Where as Cotto’s road to the top was mapped out on a clear path outlined by the think tanks at Top Rank, Martinez’s path to glory has been anything but conventional. Martinez didn’t even pick up boxing until his early twenties but somehow made up for an amateur career through his brilliant natural athleticism. Still, Martinez toiled in absolute obscurity for years, wandering from country to country—boxing’s version of a gypsy. If Sampson Lewkowicz had never sent a tape to Lou Dibella it’s very likely Martinez would still be laboring in anonymity.

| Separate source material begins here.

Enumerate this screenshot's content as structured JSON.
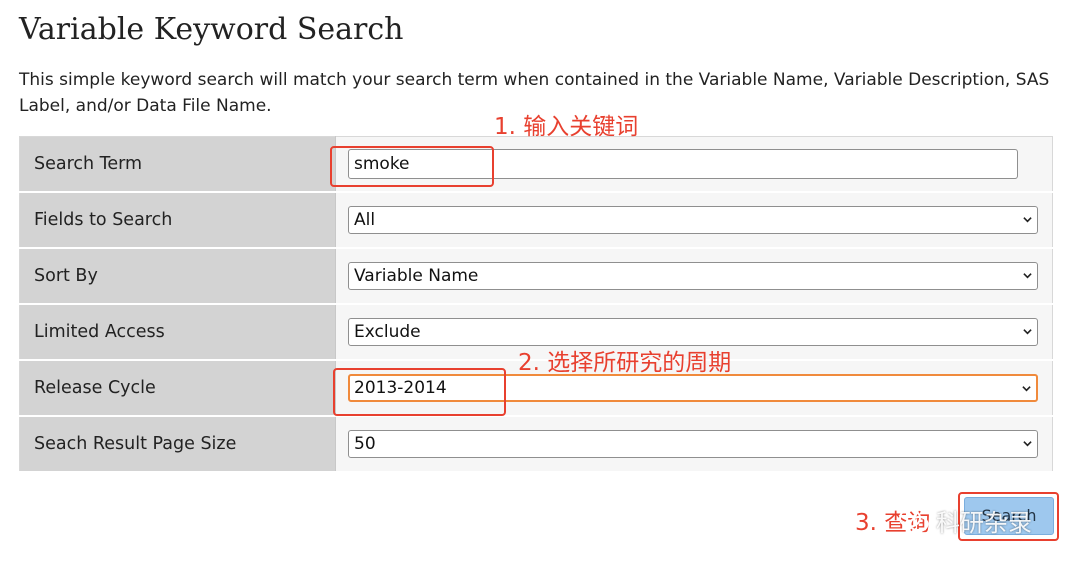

That Martinez, 51-2-2-(28 ko’s), is the middleweight champion of the world and a damn good one at that is something of an accident. Martinez is really a junior middleweight but he moved up in weight to challenge then champion Kelly Pavlik because he was being avoided like a virus by literally everyone in his own weight class. For years Martinez was the victim of an endless stream of boxing politics, suffering the short end of dubious decisions against Kermit Cintron and Paul Williams. That he had to win a championship by literally sacrificing every advantage—size, purse, and location—is the way it always had to be for Martinez.
It turned out not to matter as Martinez sliced up Pavlik like a surgeon and hasn’t looked back since. Four years and six title defenses later he is still the one and only true middleweight champion. Fighting the best and biggest middleweights in the world (minus Gennady Golovkin) has taken its toll on Martinez’s nearly forty-year-old body. Just within the last couple years he suffered broken hands, a torn rotator cuff and a debilitating knee injury. In his last fight against Martin Murray he was literally falling apart at the seams.
It’s ironic that the moment Martinez finally gets one of the big stars of boxing to get in a ring with him it’s when he arguably is in his most vulnerable form. Just like he had to win the middleweight title, on his opponent’s terms and conditions, he will have to win stardom. Despite being a challenger that has lost two of his last three fights it’s Cotto that has been treated like the A-Side of the party. He will be introduced second, receive a much higher paycheck and fight at a catch weight of his choice.
Martinez took the fight poor conditions and all because he’s a real fighter with a genuine desire to be great. Even if you’re a Cotto supporter, which I would guess the vast majority are, you have to respect how genuine and pure Martinez’s ambition is. Mike Tyson was recently quoted as saying that fighters these days are more concerned about making money than being the baddest man on the planet. While that statement contains a great deal of truth, it certainly doesn’t apply to Martinez or Cotto. After all, Cotto’s made enough money to support his family for generations and yet he still pursues the biggest challenges he can find. Both guys are pure fighters.
This fight is everything that is good about boxing: two of the best fighters of the last ten years fighting at a sold out Madison Square Garden. The fight was even negotiated between more than one promotional company, in a rare act of cooperation for mutual benefit that is seldom observed in boxing these days. More importantly, however, this fight is about two guys that have spent a great deal of time in the shadows of Floyd Mayweather and Manny Pacquiao, getting one last chance to pledge their own greatness.